You’d think he was working for News International, not the local rag, thought James. He regarded his dad’s job as presenting a constant threat of self-righteous, dull diatribes about the freedom of the press and power of local communities, but at least it saw his father get animated about something. Ben’s work on the newspaper had also caused in-law tension for years, since both dads discovered they’d crossed swords before when Howard had been fairly senior in the borough council covered by the paper.

A few years before Rebecca and James had met, Howard had been Something Secretary or Deputy Chairman of the local Conservative Party, and the Tories had complained about media bias from the then politics editor, Ben (who was also the paper’s deputy editor, communities editor, and just-about-everything editor, apart from sport). This had caused an earlier storm over advertising and editorial independence, and seen a change in the scope and tone of the local politics reporting to something ‘more upbeat and positive’. It had emerged amid the volleys between both sides that many of the local advertisers were ‘coincidentally’ concerned that the paper was becoming too radical, and had threatened to pull all their advertising, which would effectively shut the Harrow Focus down. The Harrow Focus, thankfully for Ben, didn’t close down. The Harrow Focus was still going strong, or limping along depending on how you saw it, and still covered all the local news for Harrow and the district.

All the news.

‘And how’s the skyscraping temple of Mammon?’ asked Ben.

‘Good, good. I managed to reduce thousands of people to a number on a spreadsheet last week, so should be due a promotion. Listen, you still have that crime desk column?’

‘For what it is,’ sighed Ben. ‘It could be a powerful vehicle for tackling injustice, a spotlight on persecution, but apparently that doesn’t sell ad space to local plumbers, so it’s all about drug addicts robbing the elderly. What people want to read, it seems.’

‘Sex and scandal, that kind of thing, huh?’

‘Exploitation of poverty-induced misery, and prurient snooping into the lives of others. But I’ve managed to expand the arts section, and we’re making progress in covering more cultural events. Thanks to sponsorship from the local diversity-killing multinational supermarket ironically enough.’

‘Still, subvert from within eh?’ said James. ‘And the crime column. I’d been thinking about it the other day, just generally really, is it still picking up, say, the goings-on at the train station’s gents? Just, y’know, for example.’

‘Urgh, that’s reared its head again.
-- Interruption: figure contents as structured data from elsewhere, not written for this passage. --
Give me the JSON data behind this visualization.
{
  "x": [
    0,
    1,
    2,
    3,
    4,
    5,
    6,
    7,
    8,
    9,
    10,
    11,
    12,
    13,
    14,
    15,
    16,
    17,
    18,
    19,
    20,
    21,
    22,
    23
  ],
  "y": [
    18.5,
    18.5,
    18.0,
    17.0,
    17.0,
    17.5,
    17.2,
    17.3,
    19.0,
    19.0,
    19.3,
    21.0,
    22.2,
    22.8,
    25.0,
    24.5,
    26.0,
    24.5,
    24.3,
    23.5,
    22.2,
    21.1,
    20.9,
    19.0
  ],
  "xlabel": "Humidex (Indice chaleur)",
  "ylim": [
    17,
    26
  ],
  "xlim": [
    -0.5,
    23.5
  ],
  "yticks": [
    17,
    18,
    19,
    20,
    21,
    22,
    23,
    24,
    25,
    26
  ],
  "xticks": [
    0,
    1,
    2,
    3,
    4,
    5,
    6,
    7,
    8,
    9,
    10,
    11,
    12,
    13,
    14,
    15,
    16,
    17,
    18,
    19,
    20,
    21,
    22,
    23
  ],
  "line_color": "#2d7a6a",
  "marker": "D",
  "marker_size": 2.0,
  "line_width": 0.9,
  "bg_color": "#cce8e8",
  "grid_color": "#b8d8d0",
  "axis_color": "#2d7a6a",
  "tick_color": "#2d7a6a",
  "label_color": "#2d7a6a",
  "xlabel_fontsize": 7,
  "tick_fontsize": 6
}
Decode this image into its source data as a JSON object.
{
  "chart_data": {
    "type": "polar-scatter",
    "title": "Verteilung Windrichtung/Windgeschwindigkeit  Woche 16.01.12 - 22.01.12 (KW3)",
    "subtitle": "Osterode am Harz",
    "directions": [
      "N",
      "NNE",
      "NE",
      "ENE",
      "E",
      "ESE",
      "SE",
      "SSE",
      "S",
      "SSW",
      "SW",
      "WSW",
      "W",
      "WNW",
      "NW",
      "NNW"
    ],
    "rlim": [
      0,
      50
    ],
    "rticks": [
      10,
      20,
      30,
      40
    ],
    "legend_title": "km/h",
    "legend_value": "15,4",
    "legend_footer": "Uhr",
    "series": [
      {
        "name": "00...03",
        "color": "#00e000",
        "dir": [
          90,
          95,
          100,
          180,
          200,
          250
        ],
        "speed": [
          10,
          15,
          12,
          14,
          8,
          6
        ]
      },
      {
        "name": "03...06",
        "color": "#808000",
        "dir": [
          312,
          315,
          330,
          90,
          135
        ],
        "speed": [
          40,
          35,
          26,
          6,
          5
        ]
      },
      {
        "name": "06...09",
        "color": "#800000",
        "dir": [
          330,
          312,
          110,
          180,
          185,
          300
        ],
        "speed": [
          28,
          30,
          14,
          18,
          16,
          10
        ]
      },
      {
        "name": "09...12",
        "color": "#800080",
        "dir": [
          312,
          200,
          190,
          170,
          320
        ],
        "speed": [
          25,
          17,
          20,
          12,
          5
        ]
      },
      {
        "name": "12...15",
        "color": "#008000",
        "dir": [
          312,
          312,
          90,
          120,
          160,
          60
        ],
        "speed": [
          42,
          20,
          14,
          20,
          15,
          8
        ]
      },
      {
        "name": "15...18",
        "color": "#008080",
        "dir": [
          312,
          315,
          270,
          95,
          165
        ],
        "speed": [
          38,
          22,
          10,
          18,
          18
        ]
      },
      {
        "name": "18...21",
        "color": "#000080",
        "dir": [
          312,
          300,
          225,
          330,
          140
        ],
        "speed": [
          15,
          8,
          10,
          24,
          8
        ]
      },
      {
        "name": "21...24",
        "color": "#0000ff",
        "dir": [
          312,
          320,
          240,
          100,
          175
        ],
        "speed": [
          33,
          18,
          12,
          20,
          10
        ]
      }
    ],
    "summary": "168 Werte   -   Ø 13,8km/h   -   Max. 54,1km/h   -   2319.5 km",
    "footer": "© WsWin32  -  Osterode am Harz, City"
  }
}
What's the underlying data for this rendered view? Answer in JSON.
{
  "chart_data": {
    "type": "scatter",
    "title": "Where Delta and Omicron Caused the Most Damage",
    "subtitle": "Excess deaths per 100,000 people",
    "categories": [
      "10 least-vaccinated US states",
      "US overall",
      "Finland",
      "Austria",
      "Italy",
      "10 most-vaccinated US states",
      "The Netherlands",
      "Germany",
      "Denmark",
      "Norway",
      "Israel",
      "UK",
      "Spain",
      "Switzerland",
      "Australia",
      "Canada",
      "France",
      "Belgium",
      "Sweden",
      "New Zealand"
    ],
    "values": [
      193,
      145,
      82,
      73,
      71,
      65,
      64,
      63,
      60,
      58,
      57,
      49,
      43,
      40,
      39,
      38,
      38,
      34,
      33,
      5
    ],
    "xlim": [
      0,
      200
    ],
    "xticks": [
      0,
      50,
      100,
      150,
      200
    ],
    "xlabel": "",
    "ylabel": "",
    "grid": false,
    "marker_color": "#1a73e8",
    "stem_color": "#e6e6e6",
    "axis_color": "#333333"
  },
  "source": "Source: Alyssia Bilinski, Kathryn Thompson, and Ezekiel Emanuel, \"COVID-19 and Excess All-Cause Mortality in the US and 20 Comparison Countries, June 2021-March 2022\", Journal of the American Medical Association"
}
We’d had a local police policy that was dragged into the mid-twentieth century a few years ago, with the revolutionary idea that what consenting people do between themselves was their business. Then a fifteen-year-old boy was propositioned outside his school and suddenly there’s moral outrage and the police are cracking down like Thatcher was still Führer. Of course fifteen-year old girls get propositioned all the time, but that isn’t a threat to public safety apparently.’

‘So all the gory details are making it to page seven are they?’ James asked nervously.

‘Two columns on page four and five now, next to the regular advertising for Debenhams.’

‘Right, I see. No reason. I was just wondering,’ said James, although there’d been no indication from Ben that he’d been about to ask why he wanted to know.

‘And we don’t need to ruin the holidays with work worries when we go back inside again do we?’ James continued as Ben, roll-up lit at last, drifted off into his own world again, and started work on his crossword.